15.6.24

A exigência é uma bola

 


«O Europeu de futebol ainda não tinha começado e metade do país já arrumara na cabeça a convicção de que a seleção tem de ser campeã - incluindo-se, neste lote de irritantes otimistas, o mais alto magistrado da Nação, Marcelo Rebelo de Sousa, e o líder do Governo, Luís Montenegro. “Só esperamos a vitória” é um clássico das narrativas lusitanas quando o tema é o desporto-rei. A catarse coletiva chega a ser infantil, porque fazemos equivaler os méritos da pátria ao número de golos marcados pelos deuses que vestem calções. Na verdade, é assim entre nós como em múltiplas latitudes, mesmo em países mais frios (no clima e nas expectativas) e supostamente mais desenvolvidos.
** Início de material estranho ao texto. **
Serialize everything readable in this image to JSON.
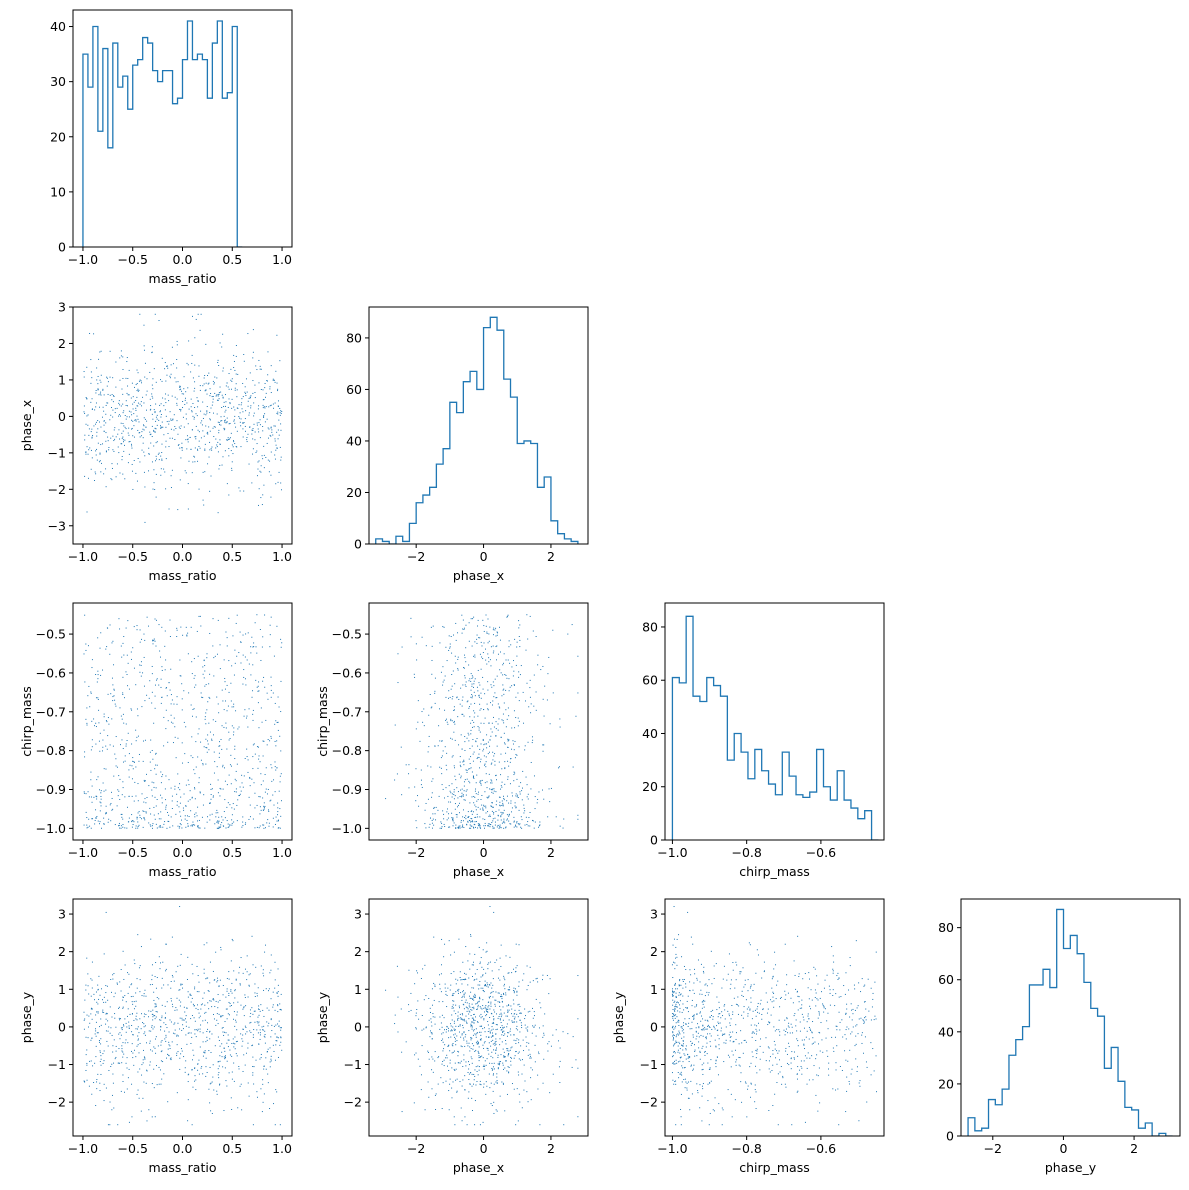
{
  "figure": {
    "type": "corner-plot",
    "variables": [
      "mass_ratio",
      "phase_x",
      "chirp_mass",
      "phase_y"
    ],
    "color": "#1f77b4",
    "axis_color": "#000000"
  },
  "chart_data": [
    {
      "id": "hist-mass_ratio",
      "type": "histogram",
      "row": 0,
      "col": 0,
      "xlabel": "mass_ratio",
      "ylabel": "",
      "xlim": [
        -1.1,
        1.1
      ],
      "ylim": [
        0,
        43
      ],
      "xticks": [
        -1.0,
        -0.5,
        0.0,
        0.5,
        1.0
      ],
      "xtick_labels": [
        "−1.0",
        "−0.5",
        "0.0",
        "0.5",
        "1.0"
      ],
      "yticks": [
        0,
        10,
        20,
        30,
        40
      ],
      "ytick_labels": [
        "0",
        "10",
        "20",
        "30",
        "40"
      ],
      "bin_edges": [
        -1.0,
        0.05
      ],
      "counts": [
        35,
        29,
        40,
        21,
        36,
        18,
        37,
        29,
        31,
        25,
        33,
        34,
        38,
        37,
        32,
        30,
        32,
        32,
        26,
        27,
        34,
        41,
        34,
        35,
        34,
        27,
        37,
        41,
        27,
        28,
        40,
        0
      ]
    },
    {
      "id": "scatter-mass_ratio-phase_x",
      "type": "scatter",
      "row": 1,
      "col": 0,
      "xlabel": "mass_ratio",
      "ylabel": "phase_x",
      "xvar": "mass_ratio",
      "yvar": "phase_x",
      "xlim": [
        -1.1,
        1.1
      ],
      "ylim": [
        -3.5,
        3.0
      ],
      "xticks": [
        -1.0,
        -0.5,
        0.0,
        0.5,
        1.0
      ],
      "xtick_labels": [
        "−1.0",
        "−0.5",
        "0.0",
        "0.5",
        "1.0"
      ],
      "yticks": [
        -3,
        -2,
        -1,
        0,
        1,
        2,
        3
      ],
      "ytick_labels": [
        "−3",
        "−2",
        "−1",
        "0",
        "1",
        "2",
        "3"
      ]
    },
    {
      "id": "hist-phase_x",
      "type": "histogram",
      "row": 1,
      "col": 1,
      "xlabel": "phase_x",
      "ylabel": "",
      "xlim": [
        -3.4,
        3.1
      ],
      "ylim": [
        0,
        92
      ],
      "xticks": [
        -2,
        0,
        2
      ],
      "xtick_labels": [
        "−2",
        "0",
        "2"
      ],
      "yticks": [
        0,
        20,
        40,
        60,
        80
      ],
      "ytick_labels": [
        "0",
        "20",
        "40",
        "60",
        "80"
      ],
      "bin_edges": [
        -3.2,
        0.2
      ],
      "counts": [
        2,
        1,
        0,
        3,
        1,
        8,
        16,
        19,
        22,
        31,
        37,
        55,
        51,
        63,
        67,
        60,
        84,
        88,
        83,
        64,
        57,
        39,
        40,
        39,
        22,
        26,
        9,
        4,
        2,
        1
      ]
    },
    {
      "id": "scatter-mass_ratio-chirp_mass",
      "type": "scatter",
      "row": 2,
      "col": 0,
      "xlabel": "mass_ratio",
      "ylabel": "chirp_mass",
      "xvar": "mass_ratio",
      "yvar": "chirp_mass",
      "xlim": [
        -1.1,
        1.1
      ],
      "ylim": [
        -1.03,
        -0.42
      ],
      "xticks": [
        -1.0,
        -0.5,
        0.0,
        0.5,
        1.0
      ],
      "xtick_labels": [
        "−1.0",
        "−0.5",
        "0.0",
        "0.5",
        "1.0"
      ],
      "yticks": [
        -1.0,
        -0.9,
        -0.8,
        -0.7,
        -0.6,
        -0.5
      ],
      "ytick_labels": [
        "−1.0",
        "−0.9",
        "−0.8",
        "−0.7",
        "−0.6",
        "−0.5"
      ]
    },
    {
      "id": "scatter-phase_x-chirp_mass",
      "type": "scatter",
      "row": 2,
      "col": 1,
      "xlabel": "phase_x",
      "ylabel": "chirp_mass",
      "xvar": "phase_x",
      "yvar": "chirp_mass",
      "xlim": [
        -3.4,
        3.1
      ],
      "ylim": [
        -1.03,
        -0.42
      ],
      "xticks": [
        -2,
        0,
        2
      ],
      "xtick_labels": [
        "−2",
        "0",
        "2"
      ],
      "yticks": [
        -1.0,
        -0.9,
        -0.8,
        -0.7,
        -0.6,
        -0.5
      ],
      "ytick_labels": [
        "−1.0",
        "−0.9",
        "−0.8",
        "−0.7",
        "−0.6",
        "−0.5"
      ]
    },
    {
      "id": "hist-chirp_mass",
      "type": "histogram",
      "row": 2,
      "col": 2,
      "xlabel": "chirp_mass",
      "ylabel": "",
      "xlim": [
        -1.02,
        -0.43
      ],
      "ylim": [
        0,
        89
      ],
      "xticks": [
        -1.0,
        -0.8,
        -0.6
      ],
      "xtick_labels": [
        "−1.0",
        "−0.8",
        "−0.6"
      ],
      "yticks": [
        0,
        20,
        40,
        60,
        80
      ],
      "ytick_labels": [
        "0",
        "20",
        "40",
        "60",
        "80"
      ],
      "bin_edges": [
        -1.0,
        0.0185
      ],
      "counts": [
        61,
        59,
        84,
        54,
        52,
        61,
        58,
        54,
        30,
        40,
        33,
        23,
        34,
        26,
        21,
        17,
        33,
        24,
        17,
        16,
        18,
        34,
        20,
        15,
        26,
        15,
        12,
        8,
        11,
        0
      ]
    },
    {
      "id": "scatter-mass_ratio-phase_y",
      "type": "scatter",
      "row": 3,
      "col": 0,
      "xlabel": "mass_ratio",
      "ylabel": "phase_y",
      "xvar": "mass_ratio",
      "yvar": "phase_y",
      "xlim": [
        -1.1,
        1.1
      ],
      "ylim": [
        -2.9,
        3.4
      ],
      "xticks": [
        -1.0,
        -0.5,
        0.0,
        0.5,
        1.0
      ],
      "xtick_labels": [
        "−1.0",
        "−0.5",
        "0.0",
        "0.5",
        "1.0"
      ],
      "yticks": [
        -2,
        -1,
        0,
        1,
        2,
        3
      ],
      "ytick_labels": [
        "−2",
        "−1",
        "0",
        "1",
        "2",
        "3"
      ]
    },
    {
      "id": "scatter-phase_x-phase_y",
      "type": "scatter",
      "row": 3,
      "col": 1,
      "xlabel": "phase_x",
      "ylabel": "phase_y",
      "xvar": "phase_x",
      "yvar": "phase_y",
      "xlim": [
        -3.4,
        3.1
      ],
      "ylim": [
        -2.9,
        3.4
      ],
      "xticks": [
        -2,
        0,
        2
      ],
      "xtick_labels": [
        "−2",
        "0",
        "2"
      ],
      "yticks": [
        -2,
        -1,
        0,
        1,
        2,
        3
      ],
      "ytick_labels": [
        "−2",
        "−1",
        "0",
        "1",
        "2",
        "3"
      ]
    },
    {
      "id": "scatter-chirp_mass-phase_y",
      "type": "scatter",
      "row": 3,
      "col": 2,
      "xlabel": "chirp_mass",
      "ylabel": "phase_y",
      "xvar": "chirp_mass",
      "yvar": "phase_y",
      "xlim": [
        -1.02,
        -0.43
      ],
      "ylim": [
        -2.9,
        3.4
      ],
      "xticks": [
        -1.0,
        -0.8,
        -0.6
      ],
      "xtick_labels": [
        "−1.0",
        "−0.8",
        "−0.6"
      ],
      "yticks": [
        -2,
        -1,
        0,
        1,
        2,
        3
      ],
      "ytick_labels": [
        "−2",
        "−1",
        "0",
        "1",
        "2",
        "3"
      ]
    },
    {
      "id": "hist-phase_y",
      "type": "histogram",
      "row": 3,
      "col": 3,
      "xlabel": "phase_y",
      "ylabel": "",
      "xlim": [
        -2.9,
        3.3
      ],
      "ylim": [
        0,
        91
      ],
      "xticks": [
        -2,
        0,
        2
      ],
      "xtick_labels": [
        "−2",
        "0",
        "2"
      ],
      "yticks": [
        0,
        20,
        40,
        60,
        80
      ],
      "ytick_labels": [
        "0",
        "20",
        "40",
        "60",
        "80"
      ],
      "bin_edges": [
        -2.7,
        0.193
      ],
      "counts": [
        7,
        2,
        3,
        14,
        12,
        18,
        31,
        37,
        42,
        58,
        58,
        64,
        57,
        87,
        72,
        77,
        70,
        59,
        49,
        46,
        26,
        34,
        21,
        11,
        10,
        3,
        5,
        0,
        1,
        0
      ]
    }
  ]
}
Todavia, esta propensão para nos entregarmos a atos de fé revestidos a autoconfiança não encontra paralelo noutras áreas de atividade. Se os portugueses fossem tão exigentes em tudo o resto como o são com a seleção nacional de futebol estaríamos, provavelmente, a ombrear nas estatísticas de bem-estar com os finlandeses ou com os suecos. Mas basta percorrer um pouco do Mundo para se ter uma noção de como o futebol é, hoje, porventura, o maior embaixador da portugalidade. Ignorar o seu poder afrodisíaco é um exercício falhado de autismo. Esta anestesia a que nos entregaremos durante semanas é benigna (é o ópio do povo, certo?), mas não podemos deixar de lamentar que o nível de exigência que colocamos no futebol não se estenda a outros campos em que vamos progredindo. A bola, ao contrário do que sucede na vida, é resultadista. Ou se ganha ou se perde. Vive desse pragmatismo forrado a palpitações fortes. Ora, salvo honradíssimas exceções, Portugal continua a conviver pacificamente com o mantra do poucochinho. Demos o nosso melhor, mas infelizmente não conseguimos. O “anda bater que tu bates bem” será apenas uma memória.»